740.0011 Pacific War/2704

The Ambassador in China (Gauss) to the Secretary of State

No. 518

Sir: I have the honor to enclose for the Department’s information a memorandum of conversation with Dr. Henry Chang, Director of the American Department of the Ministry for Foreign Affairs. Dr. Chang has only recently returned to China after more than a decade abroad in the diplomatic service. His last post was Minister to Chile. Although Dr. Chang is not party to the councils of the great on high policy, he is an official of intelligence and his observations, coming from a Chinese who is seeing his country anew after many years, are worthy of note as representing in some degree the viewpoint of the strata of Chinese officialdom in which he finds himself.

Respectfully yours,

C. E. Gauss
[Enclosure]

Memorandum by the Counselor of Embassy in China (Vincent) to the Ambassador in China (Gauss)

This morning I called on Dr. Henry Chang, Director of the American Department of the Foreign Office. After we had finished with the immediate business of my call (American radio stations in Chungking), the conversation turned to the general situation in China in relation to the war effort.

I wanted to get from Dr.
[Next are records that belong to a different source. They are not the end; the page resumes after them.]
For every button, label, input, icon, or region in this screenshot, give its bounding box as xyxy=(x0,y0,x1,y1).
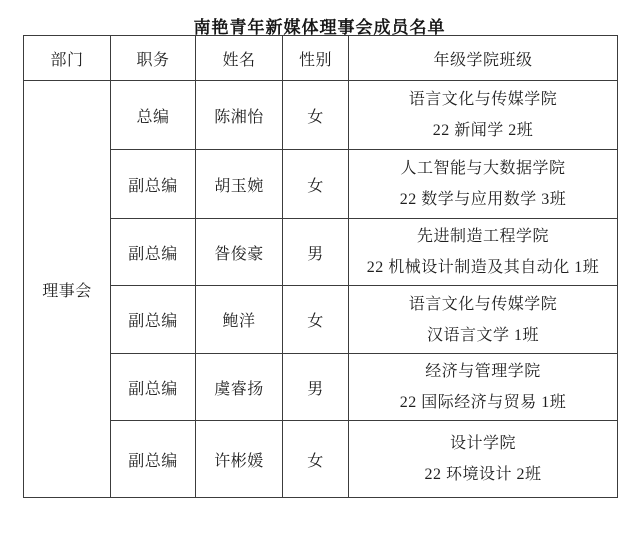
grade-class-line: 22 环境设计 2班 xyxy=(349,459,617,490)
header-cell-class-info: 年级学院班级 xyxy=(349,36,618,81)
grade-class-line: 22 数学与应用数学 3班 xyxy=(349,184,617,215)
table-row: 副总编 胡玉婉 女 人工智能与大数据学院 22 数学与应用数学 3班 xyxy=(24,150,618,219)
grade-class-line: 22 新闻学 2班 xyxy=(349,115,617,146)
header-cell-position: 职务 xyxy=(111,36,196,81)
position-cell: 副总编 xyxy=(111,354,196,421)
table-row: 副总编 昝俊豪 男 先进制造工程学院 22 机械设计制造及其自动化 1班 xyxy=(24,219,618,286)
college-line: 先进制造工程学院 xyxy=(349,221,617,252)
name-cell: 陈湘怡 xyxy=(196,81,283,150)
college-line: 经济与管理学院 xyxy=(349,356,617,387)
name-cell: 昝俊豪 xyxy=(196,219,283,286)
header-cell-name: 姓名 xyxy=(196,36,283,81)
position-cell: 副总编 xyxy=(111,421,196,498)
name-cell: 虞睿扬 xyxy=(196,354,283,421)
position-cell: 副总编 xyxy=(111,150,196,219)
college-line: 语言文化与传媒学院 xyxy=(349,289,617,320)
class-info-cell: 人工智能与大数据学院 22 数学与应用数学 3班 xyxy=(349,150,618,219)
class-info-cell: 语言文化与传媒学院 22 新闻学 2班 xyxy=(349,81,618,150)
college-line: 语言文化与传媒学院 xyxy=(349,84,617,115)
grade-class-line: 22 国际经济与贸易 1班 xyxy=(349,387,617,418)
table-row: 副总编 鲍洋 女 语言文化与传媒学院 汉语言文学 1班 xyxy=(24,286,618,354)
name-cell: 许彬媛 xyxy=(196,421,283,498)
position-cell: 总编 xyxy=(111,81,196,150)
header-cell-department: 部门 xyxy=(24,36,111,81)
class-info-cell: 设计学院 22 环境设计 2班 xyxy=(349,421,618,498)
gender-cell: 男 xyxy=(283,219,349,286)
position-cell: 副总编 xyxy=(111,286,196,354)
gender-cell: 女 xyxy=(283,150,349,219)
table-row: 副总编 虞睿扬 男 经济与管理学院 22 国际经济与贸易 1班 xyxy=(24,354,618,421)
college-line: 设计学院 xyxy=(349,428,617,459)
name-cell: 鲍洋 xyxy=(196,286,283,354)
gender-cell: 男 xyxy=(283,354,349,421)
college-line: 人工智能与大数据学院 xyxy=(349,153,617,184)
header-cell-gender: 性别 xyxy=(283,36,349,81)
gender-cell: 女 xyxy=(283,421,349,498)
position-cell: 副总编 xyxy=(111,219,196,286)
table-row: 理事会 总编 陈湘怡 女 语言文化与传媒学院 22 新闻学 2班 xyxy=(24,81,618,150)
gender-cell: 女 xyxy=(283,286,349,354)
class-info-cell: 经济与管理学院 22 国际经济与贸易 1班 xyxy=(349,354,618,421)
table-row: 副总编 许彬媛 女 设计学院 22 环境设计 2班 xyxy=(24,421,618,498)
department-cell: 理事会 xyxy=(24,81,111,498)
gender-cell: 女 xyxy=(283,81,349,150)
members-table: 部门 职务 姓名 性别 年级学院班级 理事会 总编 陈湘怡 女 语言文化与传媒学… xyxy=(23,35,618,498)
table-header-row: 部门 职务 姓名 性别 年级学院班级 xyxy=(24,36,618,81)
name-cell: 胡玉婉 xyxy=(196,150,283,219)
page-title: 南艳青年新媒体理事会成员名单 xyxy=(0,0,639,35)
class-info-cell: 语言文化与传媒学院 汉语言文学 1班 xyxy=(349,286,618,354)
grade-class-line: 22 机械设计制造及其自动化 1班 xyxy=(349,252,617,283)
class-info-cell: 先进制造工程学院 22 机械设计制造及其自动化 1班 xyxy=(349,219,618,286)
grade-class-line: 汉语言文学 1班 xyxy=(349,320,617,351)
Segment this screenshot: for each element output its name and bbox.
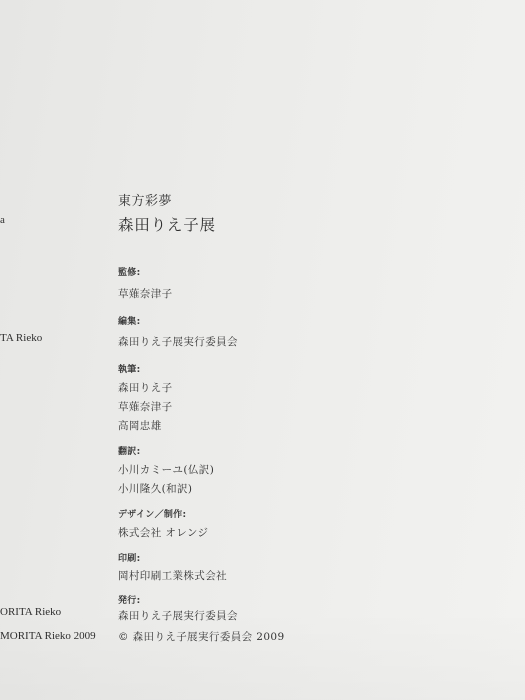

Chang (and told him so) his impressions, as a Chinese back in China after many years’ absence, of the China scene in relation to the general war effort.

Dr. Chang said that the circumstance or condition which had impressed him most upon his return was the fortitude with which the [Page 117] Chinese people were carrying on with the war and the confidence with which they looked forward to ultimate victory. He said that, from his own observations and from information coming to him, he reached the conclusion that this fortitude and this confidence were general throughout China, among the people in the capital and in the provinces and among all classes. There was war weariness, of course, but this did not seem to modify the feeling that resistance must be continued until the Japanese were driven from the country. Much hope had been placed upon the entrance of America and England into the war in the Pacific and the initial reverses had, quite naturally, made for disappointment. It was a fact that the economic and the military situation in China had actually worsened as a result of the general war in the Pacific but that morale had not. He said that Chinese generally had a sincere expectation that the United Nations would win the war.

Dr. Chang commented that Chinese with whom he was in contact felt that China was not being given sufficient aid. He pointed to production reports from the United States and said that the Chinese felt that the China theater of the war merited greater support. He referred to talk of a “second front” and said that China might be considered the “second front”. I mentioned transportation difficulties He said that he had in mind principally air support and the materials that would be required to support an American air force in China. Materials for arsenals were also mentioned. He expressed the opinion that some definite amount of support, which took into consideration transportation facilities, should be decided upon and that then definite provision should be made for getting that support to China.

Dr. Chang said that he had never heard the matter of assistance from America mentioned as essential to the continuance of Chinese resistance. China needed assistance but China would continue to fight whether she received assistance or not. He dismissed as baseless rumor any talk of China’s entertaining peace proposals from Japan.

Dr. Chang thought, as many other Chinese officials, that the Japanese were planning an attack on Siberia but were delaying action in the hope that Russian reverses in Europe would soon present a more favorable opportunity for their offensive. He considered the Japanese campaigns in Chekiang and Kiangsu as offensives with a limited and defensive objective. He did not anticipate any major Japanese offensive against China at this time and did not consider as realistic prognostications that the Japanese had plans for establishing rail connections between Korea and French Indo-China through eastern China.